If you read my blog on January 3, you would know that I only read 4 other blogs. So, Friday afternoon, during a rare eclipse when The Nosy Meap was asleep, The Middle Child was intently studying his Sea Monkey bowl looking for hatchlings and all my home/work chores were done, I decided to take a gander and look at my “competition”.
Well, it is now apparent to me why I am not famous and companies aren’t blowing my phone up to sponsor my blog.
I do not write actual curse words when I blog.
Yet, readers L-O-V-E filthy curse words.
For those of you who know me, I do love to curse. My husband loves to curse. We love to discover new creative and inventive curse words. We like to make curse words up. We are amazed that the worst word The Oldest has ever said was “dammit”, and we are pretty sure he heard it from my Dad.
BlogReaderCommenter’s love curse words. The more, the better. They seem to like when the f word is used in all tenses and used often. BlogReaderCommenter’s also squeal with delight when the blogger calls someone a d-bag. Everyone loves that word.
Unfortunately for me, I don’t think I need to throw F bombs into every paragraph I write- regardless if I actually say them in every paragraph I speak. I think I can make you chuckle and you can get the picture by saying *($#*. There is something about the written curse word that makes me feel… a teensy bit dirty?
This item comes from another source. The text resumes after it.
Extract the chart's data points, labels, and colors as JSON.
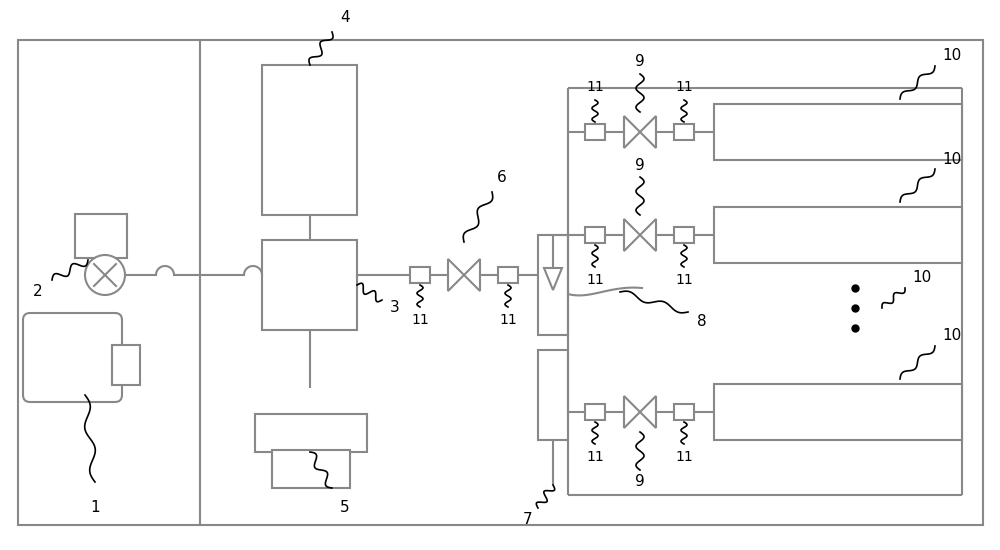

Even when I called my little Southern town of Tallahassee home, where women don’t curse with the urgency and frequency of my new Northern brethren (look for upcoming blog, Northern Preschool Mom’s versus Southern Preschool Mom’s), I would say “Shut the front door!” versus “Shut the *$& up!”. (My favorite phrase upon hearing juicy gossip). I think written curse words threaten my journalistic integrity. (Ok, stop laughing now). I am not pretentious- besides all that silly hyphen stuff, I am well aware I could not feed the family if I decided to pursue a career in writing. I can barely pay for summer vacation in my actual profession of sales. I recently consulted with my bff (I tend to try to surround myself with actual talented and sparkly people. It makes me feel a little better about myself) who is a published pedigreed journalist, and she agreed with me.
Not that I should bet the farm on her. She once left a feta salad from Eatzi’s in our trashcan over the course of a weekend. By Sunday, it smelled like dead mice.